Ever since the Enlightenment, Jewish thinkers have debated whether and how Judaism–largely a religion of practice and public adherence to law–can fit into a modern, Protestant conception of religion as an individual and private matter of belief or faith. Batnitzky makes the novel argument that it is this clash between the modern category of religion and Judaism that is responsible for much of the creative tension in modern Jewish thought. Tracing how the idea of Jewish religion has been defended and resisted from the eighteenth century to today, the book discusses many of the major Jewish thinkers of the past three centuries, including Moses Mendelssohn, Abraham Geiger, Hermann Cohen, Martin Buber, Zvi Yehuda Kook, Theodor Herzl, and Mordecai Kaplan. At the same time, it tells the story of modern orthodoxy, the German-Jewish renaissance, Jewish religion after the Holocaust, the emergence of the Jewish individual, the birth of Jewish nationalism, and Jewish religion in America.
Steven D. Smith has posted an excellent short piece, The Paralyzing Paradox of Religious Neutrality. The piece revisits some of the criticisms that Steve first made in book form in Foreordained Failure, but there is a new critique of some of the arguments in support of religious neutrality to be advanced by Andrew Koppelman in an interesting forthcoming book, Religious Neutrality in American Law (about which I won’t say anything more, as it is still unpublished). If you are interested in a short and readable introduction to some of these debates, this is a good place to begin. — MOD
I want to flag Iranian Studies and Comparative Literature scholar Hamid Dabashi’s Shi’ism: A Religion of Protest (HUP), which should be interesting for those who study the compatibility of religious and legal institutions. The publisher’s description is below. — MOD
For a Western world anxious to understand Islam and, in particular, Shi’ism, this book arrives with urgently needed information and critical analysis. Hamid Dabashi exposes the soul of Shi’ism as a religion of protest—successful only when in a warring position, and losing its legitimacy when in power.
Dabashi makes his case through a detailed discussion of the Shi’i doctrinal foundations, a panoramic view of its historical unfolding, a varied investigation into its visual and performing arts, and finally a focus on the three major sites of its contemporary contestations: Iran, Iraq, and Lebanon.

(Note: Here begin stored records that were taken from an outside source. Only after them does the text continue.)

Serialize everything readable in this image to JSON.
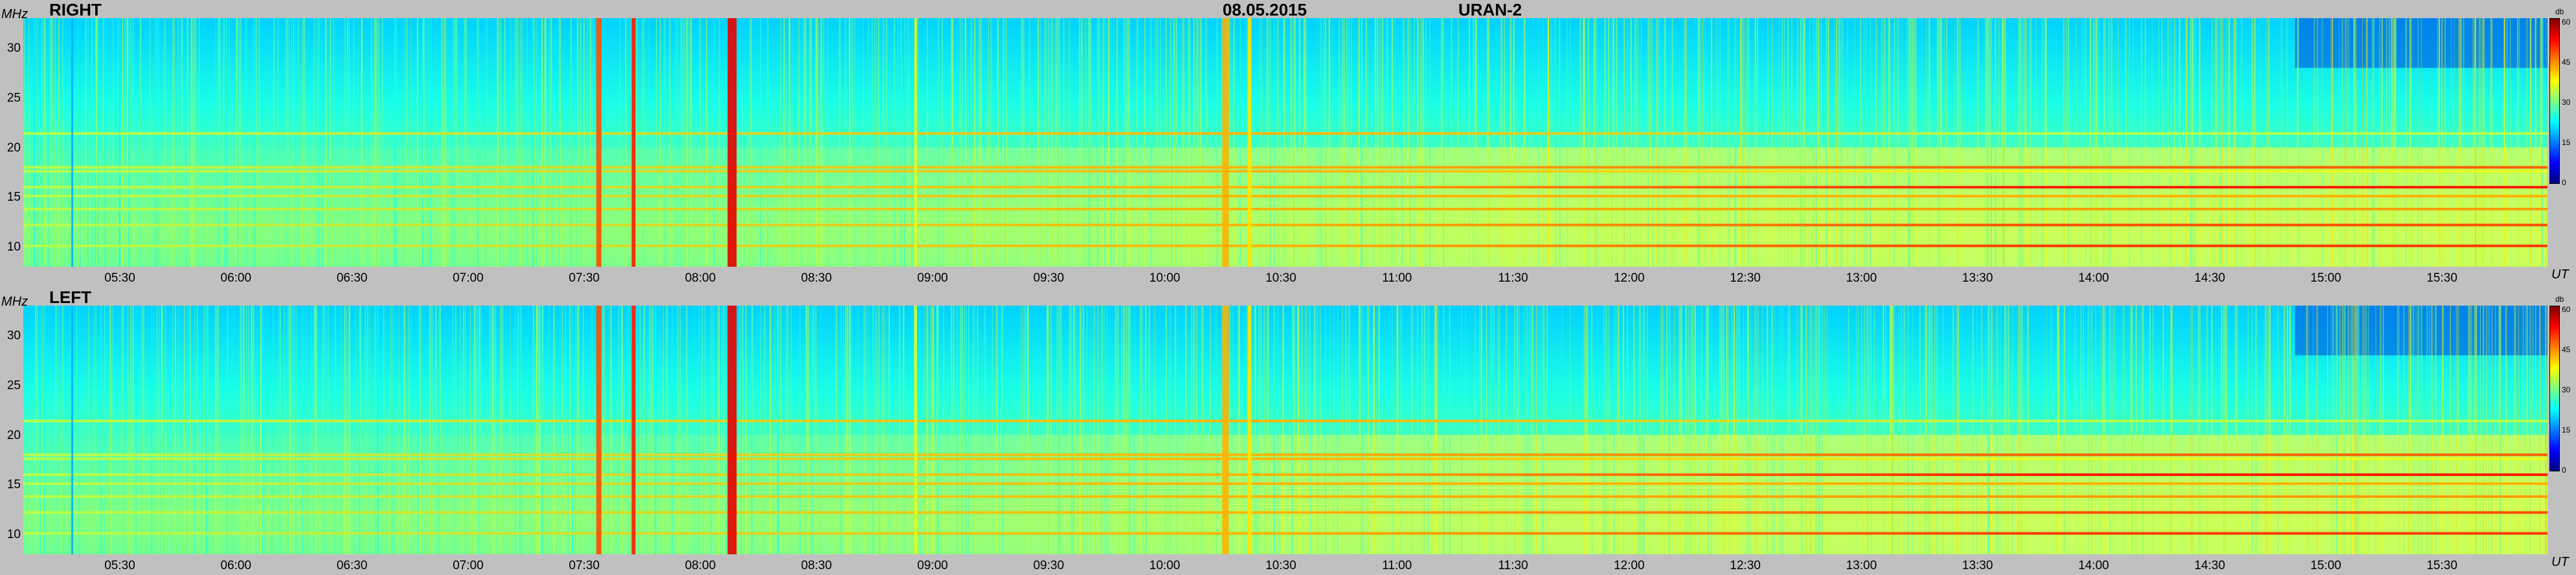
{
  "header": {
    "left_label": "RIGHT",
    "date": "08.05.2015",
    "instrument": "URAN-2"
  },
  "colorbar": {
    "unit": "db",
    "ticks": [
      "60",
      "45",
      "30",
      "15",
      "0"
    ],
    "colors": [
      "#00007f",
      "#0000ff",
      "#0080ff",
      "#00ffff",
      "#80ff80",
      "#ffff00",
      "#ff8000",
      "#ff0000",
      "#7f0000"
    ]
  },
  "chart_data": [
    {
      "type": "heatmap",
      "title": "RIGHT",
      "xlabel": "UT",
      "ylabel": "MHz",
      "x_ticks": [
        "05:30",
        "06:00",
        "06:30",
        "07:00",
        "07:30",
        "08:00",
        "08:30",
        "09:00",
        "09:30",
        "10:00",
        "10:30",
        "11:00",
        "11:30",
        "12:00",
        "12:30",
        "13:00",
        "13:30",
        "14:00",
        "14:30",
        "15:00",
        "15:30"
      ],
      "y_ticks": [
        "30",
        "25",
        "20",
        "15",
        "10"
      ],
      "ylim": [
        8,
        33
      ],
      "z_range": [
        0,
        60
      ]
    },
    {
      "type": "heatmap",
      "title": "LEFT",
      "xlabel": "UT",
      "ylabel": "MHz",
      "x_ticks": [
        "05:30",
        "06:00",
        "06:30",
        "07:00",
        "07:30",
        "08:00",
        "08:30",
        "09:00",
        "09:30",
        "10:00",
        "10:30",
        "11:00",
        "11:30",
        "12:00",
        "12:30",
        "13:00",
        "13:30",
        "14:00",
        "14:30",
        "15:00",
        "15:30"
      ],
      "y_ticks": [
        "30",
        "25",
        "20",
        "15",
        "10"
      ],
      "ylim": [
        8,
        33
      ],
      "z_range": [
        0,
        60
      ]
    }
  ]
}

In these states, Shi’ism seems to have ceased to be a sect within the larger context of Islam and has instead emerged to claim global political attention. Here we see Shi’ism in its combative mode—reminiscent of its traumatic birth in early Islamic history. Hezbollah in Lebanon claims Shi’ism, as do the militant insurgents in Iraq, the ruling Ayatollahs in Iran, and the masses of youthful demonstrators rebelling against their reign. All declare their active loyalties to a religion of protest that has defined them and their ancestry for almost fourteen hundred years.